Aoi

いなくなれ、群青のAoiのネタバレレビュー・内容・結末

いなくなれ、群青(2019年製作の映画)
3.6

このレビューはネタバレを含みます

この物語はどうしようもなく、彼女に出会った時から始まるー

原作の美しい文が作品の至る所に散りばめられ、章ごとに区切られた展開は小説をそのまま映像にしたような感覚だった。

どこか欠けている、捨てられた人々がやって来る「階段島」。全て悟って諦めてしまったような悲観主義の七草と、正しいと思うことには真っ直ぐに行動する理想主義の真辺由宇。

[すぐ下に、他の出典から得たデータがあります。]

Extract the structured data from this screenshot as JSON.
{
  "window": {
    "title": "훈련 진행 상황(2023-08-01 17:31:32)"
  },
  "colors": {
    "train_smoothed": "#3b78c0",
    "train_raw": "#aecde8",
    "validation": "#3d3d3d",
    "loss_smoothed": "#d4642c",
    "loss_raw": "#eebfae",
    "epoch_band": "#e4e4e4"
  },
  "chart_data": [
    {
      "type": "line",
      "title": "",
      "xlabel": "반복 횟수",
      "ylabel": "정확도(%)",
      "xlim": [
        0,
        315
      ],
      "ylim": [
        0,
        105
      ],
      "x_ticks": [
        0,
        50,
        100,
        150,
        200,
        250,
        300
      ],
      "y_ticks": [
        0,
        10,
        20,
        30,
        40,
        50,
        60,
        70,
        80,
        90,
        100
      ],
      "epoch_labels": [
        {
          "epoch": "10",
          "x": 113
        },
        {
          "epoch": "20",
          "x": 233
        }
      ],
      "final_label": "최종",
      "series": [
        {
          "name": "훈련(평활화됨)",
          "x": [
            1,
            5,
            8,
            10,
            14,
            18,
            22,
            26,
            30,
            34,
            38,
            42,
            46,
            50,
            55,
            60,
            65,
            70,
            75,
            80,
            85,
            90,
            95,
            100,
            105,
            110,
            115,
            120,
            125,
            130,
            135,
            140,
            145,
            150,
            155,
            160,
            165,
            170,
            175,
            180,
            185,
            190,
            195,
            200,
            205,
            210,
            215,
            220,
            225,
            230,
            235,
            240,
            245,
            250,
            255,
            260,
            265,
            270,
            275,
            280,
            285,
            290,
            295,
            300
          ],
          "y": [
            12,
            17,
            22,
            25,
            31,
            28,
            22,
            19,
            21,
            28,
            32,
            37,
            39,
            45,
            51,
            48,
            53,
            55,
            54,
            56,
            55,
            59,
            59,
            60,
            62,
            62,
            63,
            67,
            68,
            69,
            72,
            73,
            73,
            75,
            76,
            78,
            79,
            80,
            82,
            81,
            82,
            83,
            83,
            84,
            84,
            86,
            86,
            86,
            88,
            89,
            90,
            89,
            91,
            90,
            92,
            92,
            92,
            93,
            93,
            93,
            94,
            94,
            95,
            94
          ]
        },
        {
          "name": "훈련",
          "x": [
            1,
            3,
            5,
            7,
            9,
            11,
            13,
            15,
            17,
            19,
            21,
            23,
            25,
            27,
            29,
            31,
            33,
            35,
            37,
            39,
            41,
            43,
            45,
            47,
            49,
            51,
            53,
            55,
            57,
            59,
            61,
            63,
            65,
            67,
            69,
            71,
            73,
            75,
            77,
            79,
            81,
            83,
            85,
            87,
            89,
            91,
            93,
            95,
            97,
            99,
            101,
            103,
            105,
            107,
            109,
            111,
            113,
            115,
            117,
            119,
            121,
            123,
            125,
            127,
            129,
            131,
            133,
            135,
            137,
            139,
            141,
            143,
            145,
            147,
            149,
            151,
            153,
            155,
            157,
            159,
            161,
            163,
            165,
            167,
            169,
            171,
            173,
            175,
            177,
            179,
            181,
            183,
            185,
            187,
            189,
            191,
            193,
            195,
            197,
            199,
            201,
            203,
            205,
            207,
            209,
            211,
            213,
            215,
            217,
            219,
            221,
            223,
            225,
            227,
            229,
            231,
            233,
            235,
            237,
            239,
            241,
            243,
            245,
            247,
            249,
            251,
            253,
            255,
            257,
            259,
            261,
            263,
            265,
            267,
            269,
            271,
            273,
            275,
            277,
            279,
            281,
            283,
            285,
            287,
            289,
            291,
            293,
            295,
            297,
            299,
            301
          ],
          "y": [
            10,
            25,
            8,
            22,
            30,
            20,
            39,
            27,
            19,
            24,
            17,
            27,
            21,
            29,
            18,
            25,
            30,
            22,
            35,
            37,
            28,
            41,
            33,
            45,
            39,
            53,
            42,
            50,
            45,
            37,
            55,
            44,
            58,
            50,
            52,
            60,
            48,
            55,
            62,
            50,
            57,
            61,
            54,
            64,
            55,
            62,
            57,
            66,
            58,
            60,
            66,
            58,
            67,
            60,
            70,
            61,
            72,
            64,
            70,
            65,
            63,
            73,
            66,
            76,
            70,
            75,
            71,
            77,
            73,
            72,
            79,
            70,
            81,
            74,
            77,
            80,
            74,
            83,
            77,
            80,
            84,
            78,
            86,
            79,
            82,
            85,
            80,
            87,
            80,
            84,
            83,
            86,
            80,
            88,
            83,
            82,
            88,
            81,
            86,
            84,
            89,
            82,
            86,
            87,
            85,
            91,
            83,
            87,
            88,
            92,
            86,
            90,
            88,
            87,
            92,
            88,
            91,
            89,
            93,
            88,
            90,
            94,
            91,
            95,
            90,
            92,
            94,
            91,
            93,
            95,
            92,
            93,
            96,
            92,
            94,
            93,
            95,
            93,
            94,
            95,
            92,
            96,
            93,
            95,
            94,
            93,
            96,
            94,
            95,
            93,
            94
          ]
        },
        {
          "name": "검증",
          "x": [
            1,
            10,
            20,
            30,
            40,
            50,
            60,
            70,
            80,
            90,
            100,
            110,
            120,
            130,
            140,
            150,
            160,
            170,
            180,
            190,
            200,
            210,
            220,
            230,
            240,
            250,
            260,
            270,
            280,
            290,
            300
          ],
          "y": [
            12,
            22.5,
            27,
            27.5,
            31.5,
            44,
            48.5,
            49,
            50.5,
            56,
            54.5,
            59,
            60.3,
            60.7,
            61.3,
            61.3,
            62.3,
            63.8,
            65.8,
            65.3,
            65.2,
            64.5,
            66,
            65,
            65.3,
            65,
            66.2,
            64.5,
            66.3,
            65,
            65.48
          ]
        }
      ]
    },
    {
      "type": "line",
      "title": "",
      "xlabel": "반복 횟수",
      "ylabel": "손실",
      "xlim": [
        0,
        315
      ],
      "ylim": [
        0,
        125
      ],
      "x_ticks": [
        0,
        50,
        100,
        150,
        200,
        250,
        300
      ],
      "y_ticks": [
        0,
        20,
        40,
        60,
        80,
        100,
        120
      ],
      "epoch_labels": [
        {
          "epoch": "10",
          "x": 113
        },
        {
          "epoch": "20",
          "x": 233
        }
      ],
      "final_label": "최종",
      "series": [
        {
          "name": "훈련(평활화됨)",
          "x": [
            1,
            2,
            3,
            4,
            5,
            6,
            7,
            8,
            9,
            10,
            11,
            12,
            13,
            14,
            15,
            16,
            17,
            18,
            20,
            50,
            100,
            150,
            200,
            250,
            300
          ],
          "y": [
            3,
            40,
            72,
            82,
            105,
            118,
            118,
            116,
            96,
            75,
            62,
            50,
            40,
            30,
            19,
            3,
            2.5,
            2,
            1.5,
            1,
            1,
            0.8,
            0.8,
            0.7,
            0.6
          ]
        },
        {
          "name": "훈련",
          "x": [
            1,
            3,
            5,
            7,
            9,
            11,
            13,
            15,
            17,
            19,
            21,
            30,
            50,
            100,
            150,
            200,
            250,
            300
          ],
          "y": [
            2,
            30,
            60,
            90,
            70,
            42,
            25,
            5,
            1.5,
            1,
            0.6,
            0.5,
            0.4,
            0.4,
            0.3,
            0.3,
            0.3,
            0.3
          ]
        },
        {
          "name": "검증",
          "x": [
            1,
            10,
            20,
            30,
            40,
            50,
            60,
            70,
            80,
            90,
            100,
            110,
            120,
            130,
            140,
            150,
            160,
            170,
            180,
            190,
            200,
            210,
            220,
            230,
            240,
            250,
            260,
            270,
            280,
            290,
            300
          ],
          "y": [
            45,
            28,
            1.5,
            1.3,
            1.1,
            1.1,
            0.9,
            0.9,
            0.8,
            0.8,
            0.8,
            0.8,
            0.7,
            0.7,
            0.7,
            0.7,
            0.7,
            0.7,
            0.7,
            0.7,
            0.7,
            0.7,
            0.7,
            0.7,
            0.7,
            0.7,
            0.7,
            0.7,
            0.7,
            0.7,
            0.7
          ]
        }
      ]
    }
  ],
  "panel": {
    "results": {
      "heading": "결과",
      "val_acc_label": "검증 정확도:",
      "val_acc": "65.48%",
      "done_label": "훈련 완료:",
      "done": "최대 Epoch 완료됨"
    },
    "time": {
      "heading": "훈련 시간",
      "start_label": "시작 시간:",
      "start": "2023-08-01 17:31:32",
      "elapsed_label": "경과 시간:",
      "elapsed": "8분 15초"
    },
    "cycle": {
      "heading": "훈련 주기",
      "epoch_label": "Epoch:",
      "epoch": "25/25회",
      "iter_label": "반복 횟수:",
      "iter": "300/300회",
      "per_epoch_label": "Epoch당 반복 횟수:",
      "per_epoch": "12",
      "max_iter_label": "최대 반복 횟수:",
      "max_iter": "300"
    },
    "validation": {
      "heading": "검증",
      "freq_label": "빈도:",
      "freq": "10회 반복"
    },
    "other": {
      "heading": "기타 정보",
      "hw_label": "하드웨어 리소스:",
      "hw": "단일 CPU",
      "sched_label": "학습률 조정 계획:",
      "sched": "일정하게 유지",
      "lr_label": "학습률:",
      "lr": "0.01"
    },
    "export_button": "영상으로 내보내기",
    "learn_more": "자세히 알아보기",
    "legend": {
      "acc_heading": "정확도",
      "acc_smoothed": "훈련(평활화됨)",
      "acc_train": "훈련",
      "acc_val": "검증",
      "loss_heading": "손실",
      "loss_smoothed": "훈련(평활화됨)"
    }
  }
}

2人が再会するところから物語は動き出す。

相容れない主義を持つのに互いに必要な2人のやり取りが、感情移入しにくいのでとっつきにくい印象だった。ストーリーは青春群像劇のように仕立ててあるが、やや盛り上がりに欠ける気もした。

色彩豊かで紗がかかったような島の情景が、必要とされなくなったヒト・モノが詰め込まれた階段島の、少し非現実的でどこか寂しくも美しい世界観をよく表していた。

階段島にまつわる謎が明らかになっていくのだが、見終わった後も、複数の解釈ができる不思議な映画だった。


↓以下はシリーズ1作目のみの読者である一個人の感想です。間違っている部分もあるかもしれません。ネタバレ多く含みます↓

映画が1作目だけでなく続編のエッセンスが多く含まれていたのは意外だった。
1作目の小学生の大地くんの立ち位置が、後輩女子中学生の豊川さんの話に置き変わっているため、完全な学園モノっぽくなっている。

七草と真辺以外の登場人物は島へやって来た理由が、あまり踏み込んで描かれていないが、キャラクターの欠点が垣間見えるような演出になっている。

真辺が階段島に戻ってきた後、七草から手を繋ぎ返すラストは正直意図が分かりにくかった。ただ、現実世界の2人を描写している可能性もあるという監督の意見は面白い視点だと思った。

個人的に魔女は何か絶対的な存在だと思っていたため、終盤魔女の正体が明かされる展開には少し驚きを覚えた。
細かい部分はシリーズの続きを読んで確認してみたいと思った。


理解しづらい行動を取る七草と真辺なのだが、唯一共感できたのは七草のピストルスターに込められた想いだった。
自分のことを照らすことがなくても、ずっと輝き続けてほしい存在がある。こんなに純粋で美しい想いはないと思った。

私は切り取ることで現実の自分が前へ進むことができるなら、それはそれでいいような気がした。
島の世界の自分が納得できる答えを見つける。もし現実とリンクしているのなら、現実世界の自分が過去に捨てた自分を拾いあげようとあげなくても、どちらも救われるのではないか、なんて考えた。